TOO MUCH PRESSURE ON LITTLE ONES?
Independent experts say there is enough data to back the fact that nutrition and stress during pregnancy have an impact on the child, but they are not convinced about the worth of prenatal education. “Unless proper long-term studies are conducted on a substantial sample of children to prove the efficacy of such programmes, I would not believe the claims,” says Nimkar.

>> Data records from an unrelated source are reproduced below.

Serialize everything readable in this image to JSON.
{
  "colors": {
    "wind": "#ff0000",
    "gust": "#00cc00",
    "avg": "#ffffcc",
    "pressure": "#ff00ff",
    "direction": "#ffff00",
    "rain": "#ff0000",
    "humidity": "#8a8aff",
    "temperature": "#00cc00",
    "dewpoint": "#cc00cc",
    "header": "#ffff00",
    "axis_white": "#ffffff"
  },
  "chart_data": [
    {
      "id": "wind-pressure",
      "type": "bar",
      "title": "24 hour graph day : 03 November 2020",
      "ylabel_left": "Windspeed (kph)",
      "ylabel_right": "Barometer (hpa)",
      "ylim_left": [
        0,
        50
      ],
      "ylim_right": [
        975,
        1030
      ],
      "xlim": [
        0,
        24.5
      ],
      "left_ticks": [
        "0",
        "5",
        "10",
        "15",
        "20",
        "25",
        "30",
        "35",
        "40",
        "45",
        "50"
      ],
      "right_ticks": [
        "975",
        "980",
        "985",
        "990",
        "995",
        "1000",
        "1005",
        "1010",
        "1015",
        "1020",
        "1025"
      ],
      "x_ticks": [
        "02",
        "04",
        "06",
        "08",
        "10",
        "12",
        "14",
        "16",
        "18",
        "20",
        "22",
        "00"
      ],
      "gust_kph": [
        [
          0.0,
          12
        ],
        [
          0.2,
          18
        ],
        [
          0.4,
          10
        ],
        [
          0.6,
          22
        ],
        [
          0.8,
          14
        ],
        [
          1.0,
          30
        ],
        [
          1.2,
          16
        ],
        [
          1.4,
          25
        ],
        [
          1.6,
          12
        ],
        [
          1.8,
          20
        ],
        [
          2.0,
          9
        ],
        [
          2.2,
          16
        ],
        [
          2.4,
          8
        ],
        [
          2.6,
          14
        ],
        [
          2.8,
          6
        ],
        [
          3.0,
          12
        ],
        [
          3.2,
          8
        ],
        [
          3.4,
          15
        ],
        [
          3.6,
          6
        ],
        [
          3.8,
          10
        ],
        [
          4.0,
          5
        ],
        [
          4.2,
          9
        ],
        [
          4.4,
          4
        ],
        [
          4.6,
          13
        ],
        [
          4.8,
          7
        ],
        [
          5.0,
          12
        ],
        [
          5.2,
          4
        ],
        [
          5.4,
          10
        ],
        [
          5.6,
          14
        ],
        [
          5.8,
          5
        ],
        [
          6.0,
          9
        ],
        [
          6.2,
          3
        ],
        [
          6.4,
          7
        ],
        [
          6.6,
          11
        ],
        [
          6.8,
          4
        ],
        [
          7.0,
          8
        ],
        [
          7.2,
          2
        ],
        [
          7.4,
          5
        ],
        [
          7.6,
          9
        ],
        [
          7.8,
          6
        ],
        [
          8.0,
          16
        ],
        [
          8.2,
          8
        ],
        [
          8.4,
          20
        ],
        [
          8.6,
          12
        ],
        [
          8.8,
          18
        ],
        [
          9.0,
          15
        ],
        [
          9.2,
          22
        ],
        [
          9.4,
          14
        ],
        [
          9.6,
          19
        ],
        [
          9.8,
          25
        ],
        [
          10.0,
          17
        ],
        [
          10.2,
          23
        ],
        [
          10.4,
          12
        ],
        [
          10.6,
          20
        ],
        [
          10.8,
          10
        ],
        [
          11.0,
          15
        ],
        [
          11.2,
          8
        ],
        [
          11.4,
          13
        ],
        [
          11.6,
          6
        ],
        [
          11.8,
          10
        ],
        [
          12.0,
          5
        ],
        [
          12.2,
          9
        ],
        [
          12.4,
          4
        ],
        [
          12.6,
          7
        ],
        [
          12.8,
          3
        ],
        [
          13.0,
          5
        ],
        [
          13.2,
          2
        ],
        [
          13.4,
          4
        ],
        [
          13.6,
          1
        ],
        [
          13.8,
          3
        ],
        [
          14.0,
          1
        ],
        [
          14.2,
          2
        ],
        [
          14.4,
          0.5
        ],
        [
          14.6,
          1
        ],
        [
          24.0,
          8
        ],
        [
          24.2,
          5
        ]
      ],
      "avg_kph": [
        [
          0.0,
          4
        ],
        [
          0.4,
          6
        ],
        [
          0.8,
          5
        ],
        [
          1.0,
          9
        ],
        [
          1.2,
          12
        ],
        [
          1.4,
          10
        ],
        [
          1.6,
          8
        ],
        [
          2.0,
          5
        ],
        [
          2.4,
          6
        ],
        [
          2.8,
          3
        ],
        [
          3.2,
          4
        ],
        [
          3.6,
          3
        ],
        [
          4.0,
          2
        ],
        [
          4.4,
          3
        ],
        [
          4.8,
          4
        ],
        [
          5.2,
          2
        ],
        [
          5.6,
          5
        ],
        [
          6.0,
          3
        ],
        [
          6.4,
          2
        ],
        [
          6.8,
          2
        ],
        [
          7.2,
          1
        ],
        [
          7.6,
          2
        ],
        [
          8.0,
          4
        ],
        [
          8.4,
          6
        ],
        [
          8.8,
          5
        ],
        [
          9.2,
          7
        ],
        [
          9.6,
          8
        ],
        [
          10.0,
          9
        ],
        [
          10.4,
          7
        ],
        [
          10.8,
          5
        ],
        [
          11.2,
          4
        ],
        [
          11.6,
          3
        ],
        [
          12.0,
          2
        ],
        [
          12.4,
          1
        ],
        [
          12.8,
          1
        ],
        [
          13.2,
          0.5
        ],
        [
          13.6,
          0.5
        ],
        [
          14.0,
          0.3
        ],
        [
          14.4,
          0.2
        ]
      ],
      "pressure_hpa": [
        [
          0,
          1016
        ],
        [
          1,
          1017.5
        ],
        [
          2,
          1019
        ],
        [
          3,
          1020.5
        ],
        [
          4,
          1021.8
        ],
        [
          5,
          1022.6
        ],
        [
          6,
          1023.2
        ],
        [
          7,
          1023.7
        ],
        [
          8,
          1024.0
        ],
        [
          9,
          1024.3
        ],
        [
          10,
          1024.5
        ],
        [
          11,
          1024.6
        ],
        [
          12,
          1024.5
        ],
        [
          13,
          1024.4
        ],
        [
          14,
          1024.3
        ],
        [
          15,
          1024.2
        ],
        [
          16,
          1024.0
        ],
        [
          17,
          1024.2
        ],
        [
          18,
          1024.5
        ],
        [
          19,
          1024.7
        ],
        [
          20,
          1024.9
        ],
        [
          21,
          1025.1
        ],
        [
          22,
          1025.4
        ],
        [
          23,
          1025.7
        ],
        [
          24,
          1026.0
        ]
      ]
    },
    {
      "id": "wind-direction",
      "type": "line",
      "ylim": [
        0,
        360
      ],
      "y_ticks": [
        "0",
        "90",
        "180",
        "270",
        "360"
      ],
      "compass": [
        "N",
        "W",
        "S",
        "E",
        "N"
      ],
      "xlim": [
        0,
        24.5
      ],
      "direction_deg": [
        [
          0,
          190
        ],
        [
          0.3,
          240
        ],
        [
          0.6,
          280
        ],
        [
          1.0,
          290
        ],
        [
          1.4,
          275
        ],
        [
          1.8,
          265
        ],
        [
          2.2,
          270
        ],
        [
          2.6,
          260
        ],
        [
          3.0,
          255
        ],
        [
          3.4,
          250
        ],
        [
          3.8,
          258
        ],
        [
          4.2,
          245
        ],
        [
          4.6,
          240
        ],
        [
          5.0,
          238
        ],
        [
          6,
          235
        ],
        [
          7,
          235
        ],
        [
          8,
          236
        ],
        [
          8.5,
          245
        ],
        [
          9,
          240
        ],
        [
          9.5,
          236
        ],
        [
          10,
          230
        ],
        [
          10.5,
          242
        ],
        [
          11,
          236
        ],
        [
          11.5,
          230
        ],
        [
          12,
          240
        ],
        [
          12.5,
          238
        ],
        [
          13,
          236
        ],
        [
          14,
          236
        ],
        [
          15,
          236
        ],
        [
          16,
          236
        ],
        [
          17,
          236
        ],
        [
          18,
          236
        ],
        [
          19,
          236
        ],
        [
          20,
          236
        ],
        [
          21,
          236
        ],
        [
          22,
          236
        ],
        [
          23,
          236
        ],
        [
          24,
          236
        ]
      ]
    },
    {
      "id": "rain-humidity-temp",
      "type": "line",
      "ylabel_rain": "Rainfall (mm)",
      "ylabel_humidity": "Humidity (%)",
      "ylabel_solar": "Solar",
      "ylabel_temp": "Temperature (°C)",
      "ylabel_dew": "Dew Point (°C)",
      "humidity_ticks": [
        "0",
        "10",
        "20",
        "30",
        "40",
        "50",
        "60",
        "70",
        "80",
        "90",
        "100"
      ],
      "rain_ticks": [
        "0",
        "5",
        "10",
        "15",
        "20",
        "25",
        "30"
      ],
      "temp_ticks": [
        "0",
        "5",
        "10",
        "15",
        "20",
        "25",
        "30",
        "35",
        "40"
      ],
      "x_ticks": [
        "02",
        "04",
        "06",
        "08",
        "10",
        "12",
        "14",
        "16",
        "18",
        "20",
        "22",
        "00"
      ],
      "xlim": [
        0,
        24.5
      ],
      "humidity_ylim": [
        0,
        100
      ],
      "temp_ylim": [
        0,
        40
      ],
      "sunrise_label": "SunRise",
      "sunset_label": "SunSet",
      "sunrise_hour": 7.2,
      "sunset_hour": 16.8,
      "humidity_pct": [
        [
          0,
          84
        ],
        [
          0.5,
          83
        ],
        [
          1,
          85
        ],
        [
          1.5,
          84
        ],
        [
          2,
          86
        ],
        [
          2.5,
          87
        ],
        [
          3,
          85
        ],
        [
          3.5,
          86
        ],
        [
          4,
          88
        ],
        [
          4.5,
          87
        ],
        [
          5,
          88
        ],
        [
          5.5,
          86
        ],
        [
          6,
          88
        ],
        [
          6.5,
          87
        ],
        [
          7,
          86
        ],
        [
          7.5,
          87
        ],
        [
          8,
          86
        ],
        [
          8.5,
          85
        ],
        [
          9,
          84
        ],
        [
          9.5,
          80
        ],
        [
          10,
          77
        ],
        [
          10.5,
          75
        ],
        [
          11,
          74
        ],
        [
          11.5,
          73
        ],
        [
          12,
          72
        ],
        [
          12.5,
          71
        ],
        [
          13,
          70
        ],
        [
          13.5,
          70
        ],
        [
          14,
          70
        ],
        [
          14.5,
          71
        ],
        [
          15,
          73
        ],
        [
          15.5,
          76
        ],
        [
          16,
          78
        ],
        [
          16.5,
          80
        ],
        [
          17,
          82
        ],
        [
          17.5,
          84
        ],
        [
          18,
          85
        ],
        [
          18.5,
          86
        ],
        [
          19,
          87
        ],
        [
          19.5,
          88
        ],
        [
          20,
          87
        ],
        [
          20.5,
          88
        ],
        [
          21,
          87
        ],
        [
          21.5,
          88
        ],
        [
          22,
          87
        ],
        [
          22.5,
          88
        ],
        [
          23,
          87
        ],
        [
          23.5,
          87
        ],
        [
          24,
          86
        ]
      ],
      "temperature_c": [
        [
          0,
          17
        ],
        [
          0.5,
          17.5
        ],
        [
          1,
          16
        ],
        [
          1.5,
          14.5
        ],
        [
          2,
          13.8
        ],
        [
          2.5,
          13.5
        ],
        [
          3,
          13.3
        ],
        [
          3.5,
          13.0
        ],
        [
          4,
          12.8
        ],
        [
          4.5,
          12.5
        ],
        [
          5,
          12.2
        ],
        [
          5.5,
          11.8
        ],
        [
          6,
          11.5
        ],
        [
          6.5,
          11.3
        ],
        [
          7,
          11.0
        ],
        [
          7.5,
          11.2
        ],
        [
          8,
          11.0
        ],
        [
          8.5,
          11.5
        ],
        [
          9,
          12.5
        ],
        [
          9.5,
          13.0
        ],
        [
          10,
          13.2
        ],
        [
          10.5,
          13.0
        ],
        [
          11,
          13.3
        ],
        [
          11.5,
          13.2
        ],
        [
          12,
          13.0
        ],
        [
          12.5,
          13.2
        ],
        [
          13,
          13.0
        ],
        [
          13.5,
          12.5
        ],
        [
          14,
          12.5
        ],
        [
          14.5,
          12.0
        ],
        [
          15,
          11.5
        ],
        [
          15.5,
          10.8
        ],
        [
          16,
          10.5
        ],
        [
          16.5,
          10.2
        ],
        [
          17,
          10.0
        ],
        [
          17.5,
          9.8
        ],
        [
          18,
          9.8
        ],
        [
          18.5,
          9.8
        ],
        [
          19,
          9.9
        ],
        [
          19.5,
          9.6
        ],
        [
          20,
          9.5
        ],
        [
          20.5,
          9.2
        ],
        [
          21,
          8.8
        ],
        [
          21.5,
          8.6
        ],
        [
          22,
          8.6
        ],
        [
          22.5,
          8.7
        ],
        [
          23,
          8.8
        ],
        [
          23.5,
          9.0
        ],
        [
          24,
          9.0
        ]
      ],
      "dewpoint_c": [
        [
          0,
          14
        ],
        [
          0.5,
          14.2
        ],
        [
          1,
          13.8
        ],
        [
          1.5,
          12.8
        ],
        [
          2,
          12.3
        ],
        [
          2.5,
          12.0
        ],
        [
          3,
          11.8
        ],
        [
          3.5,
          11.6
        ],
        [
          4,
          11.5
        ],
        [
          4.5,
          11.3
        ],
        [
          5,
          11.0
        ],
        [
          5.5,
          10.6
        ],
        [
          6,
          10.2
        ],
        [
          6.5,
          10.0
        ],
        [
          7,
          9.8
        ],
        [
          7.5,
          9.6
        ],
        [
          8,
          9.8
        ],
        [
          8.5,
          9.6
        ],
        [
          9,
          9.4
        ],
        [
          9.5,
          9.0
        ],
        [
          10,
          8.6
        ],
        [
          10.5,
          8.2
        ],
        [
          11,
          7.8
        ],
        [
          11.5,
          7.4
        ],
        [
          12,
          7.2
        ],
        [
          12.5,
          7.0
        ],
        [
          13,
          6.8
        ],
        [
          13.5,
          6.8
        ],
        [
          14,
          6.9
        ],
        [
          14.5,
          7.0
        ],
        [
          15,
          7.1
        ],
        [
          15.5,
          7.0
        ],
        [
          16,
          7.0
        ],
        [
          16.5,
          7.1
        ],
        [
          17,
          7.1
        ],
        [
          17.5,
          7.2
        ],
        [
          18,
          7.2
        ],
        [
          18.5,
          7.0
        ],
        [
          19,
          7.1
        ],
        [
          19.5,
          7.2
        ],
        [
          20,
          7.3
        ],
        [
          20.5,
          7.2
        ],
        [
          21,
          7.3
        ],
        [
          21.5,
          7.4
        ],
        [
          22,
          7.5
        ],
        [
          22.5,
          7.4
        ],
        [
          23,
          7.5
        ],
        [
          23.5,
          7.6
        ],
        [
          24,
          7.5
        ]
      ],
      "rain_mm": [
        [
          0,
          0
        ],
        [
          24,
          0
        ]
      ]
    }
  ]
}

Vaidya points out that while the foetus can hear sounds and recognise voices, there is no evidence to suggest that it can understand what the parents talk. “If talking to the baby lowers the mother’s stress level, it would undoubtedly help, but there is no evidence to show it would have any further use.”
    Experts also fear that following such programmes would further increase the expectations of parents as they would have invested time, energy and money in the child’s education even before birth.
    Many parents too find the very idea of such training outrageous. “What right do we have to condition the foetus’s brain?” says would-befather Abhishek Sharan. “I think parents should at least let the babies be at peace in the womb. There is already too much competition in the world.” A young mother agrees. “If there were coaching classes to teach babies to start walking at two months, people would enroll for them too,” she says.